3.2. Growth Indicators

Figure 4 illustrates that the LAI, SPAD, plant height, and tiller number per hill generally increased with higher N fertilizer rate. Both LAI and plant height exhibited distinct increases until approximately 65 days after transplanting (DAT), after which their growth rates either slowed down or began to decline. In contrast, the SPAD gradually decreased during the rice growth period, with a notable decline after 65 DAT. Additionally, a significant increase in tiller number per hill was observed at 35 DAT in 2022, while it exhibited a plateau trend at other times.

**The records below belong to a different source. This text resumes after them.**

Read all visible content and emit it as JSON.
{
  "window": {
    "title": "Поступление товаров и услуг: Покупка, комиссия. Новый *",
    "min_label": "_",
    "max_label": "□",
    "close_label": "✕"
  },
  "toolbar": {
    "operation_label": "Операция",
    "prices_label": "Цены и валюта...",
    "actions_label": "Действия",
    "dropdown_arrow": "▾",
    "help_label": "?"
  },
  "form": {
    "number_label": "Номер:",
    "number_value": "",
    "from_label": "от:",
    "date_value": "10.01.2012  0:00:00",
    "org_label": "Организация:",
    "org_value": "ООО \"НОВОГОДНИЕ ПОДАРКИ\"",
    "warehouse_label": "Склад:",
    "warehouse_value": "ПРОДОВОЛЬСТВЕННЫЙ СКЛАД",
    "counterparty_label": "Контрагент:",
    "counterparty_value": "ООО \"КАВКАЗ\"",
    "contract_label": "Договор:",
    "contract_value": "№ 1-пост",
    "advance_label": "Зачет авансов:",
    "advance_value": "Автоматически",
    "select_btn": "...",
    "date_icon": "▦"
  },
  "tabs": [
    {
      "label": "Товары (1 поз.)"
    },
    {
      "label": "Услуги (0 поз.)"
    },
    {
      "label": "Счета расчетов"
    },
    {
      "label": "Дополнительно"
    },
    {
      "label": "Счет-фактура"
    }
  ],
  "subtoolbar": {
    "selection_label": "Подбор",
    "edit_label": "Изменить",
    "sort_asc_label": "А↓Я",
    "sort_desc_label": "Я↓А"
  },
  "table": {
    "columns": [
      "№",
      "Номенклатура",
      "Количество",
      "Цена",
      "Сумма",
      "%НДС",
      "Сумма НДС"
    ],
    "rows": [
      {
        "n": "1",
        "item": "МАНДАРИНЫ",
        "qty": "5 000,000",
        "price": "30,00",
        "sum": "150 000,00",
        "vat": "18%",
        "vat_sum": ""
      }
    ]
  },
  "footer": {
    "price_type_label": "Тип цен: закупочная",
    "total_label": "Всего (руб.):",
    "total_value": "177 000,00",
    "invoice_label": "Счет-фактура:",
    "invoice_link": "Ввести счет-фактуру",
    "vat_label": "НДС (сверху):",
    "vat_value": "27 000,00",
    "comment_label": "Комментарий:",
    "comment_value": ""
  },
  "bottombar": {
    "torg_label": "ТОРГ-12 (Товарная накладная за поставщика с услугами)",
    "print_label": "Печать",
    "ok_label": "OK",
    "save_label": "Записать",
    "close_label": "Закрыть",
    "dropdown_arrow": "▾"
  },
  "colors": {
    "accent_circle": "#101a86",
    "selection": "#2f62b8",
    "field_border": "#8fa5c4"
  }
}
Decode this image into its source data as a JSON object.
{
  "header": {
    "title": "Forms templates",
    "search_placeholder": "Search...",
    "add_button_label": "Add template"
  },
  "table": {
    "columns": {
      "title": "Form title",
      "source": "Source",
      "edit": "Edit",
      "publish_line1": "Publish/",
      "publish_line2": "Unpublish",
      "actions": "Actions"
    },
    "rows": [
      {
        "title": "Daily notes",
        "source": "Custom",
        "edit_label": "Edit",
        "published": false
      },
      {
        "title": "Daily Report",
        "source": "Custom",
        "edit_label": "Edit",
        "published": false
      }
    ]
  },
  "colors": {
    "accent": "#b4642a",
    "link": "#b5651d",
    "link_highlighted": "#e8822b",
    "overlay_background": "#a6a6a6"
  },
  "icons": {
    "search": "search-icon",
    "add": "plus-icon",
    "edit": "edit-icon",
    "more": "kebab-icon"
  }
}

3.3. Soil Mineral N Content

The soil mineral N content within the 0–20 cm soil layer increased mainly in the days following N fertilizer application (Figure 5 and Figure 6). However, the differences in soil mineral N content among different N fertilizer rates were not significant. Meanwhile, the soil NO3-N and NH4+-N content decreased with increasing depth, with the soil NH4+-N content (2.6–106.2 mg kg−1) being higher than that of NO3-N (3.9–23.3 mg kg−1). Furthermore, the soil NH4+-N exhibited more pronounced fluctuations, especially after N topdressing during the rice growth period.

3.4. N Balance Indicators

The values of apparent N balance, N loss, yield-scaled N loss, straw N uptake, and grain N uptake were significantly influenced by the N fertilizer rate (Figure 7). The N balance value increased following a higher N fertilizer rate, with N300 showing a notable difference compared to N0 and N60 in both 2020 and 2022 (p < 0.05). The average apparent N loss of N0, N60, N120, N180, N225, and N300 was 0, 52.7, 80.7, 82.5, 144.3, and 191.5 kg N ha−1, respectively, with significant differences (p < 0.05) noted between N300 and both N0 and N60 in 2022. Similarly, the apparent yield-scaled N loss exhibited relatively consistent change patterns of apparent N loss across different N fertilizer rates. Moreover, the straw N uptake of N225 was highest in 2020 and 2022, which was significantly higher than that of N0 and N60. Differently, the highest grain N uptake in 2020 and 2022 was achieved at N300 and N225, respectively.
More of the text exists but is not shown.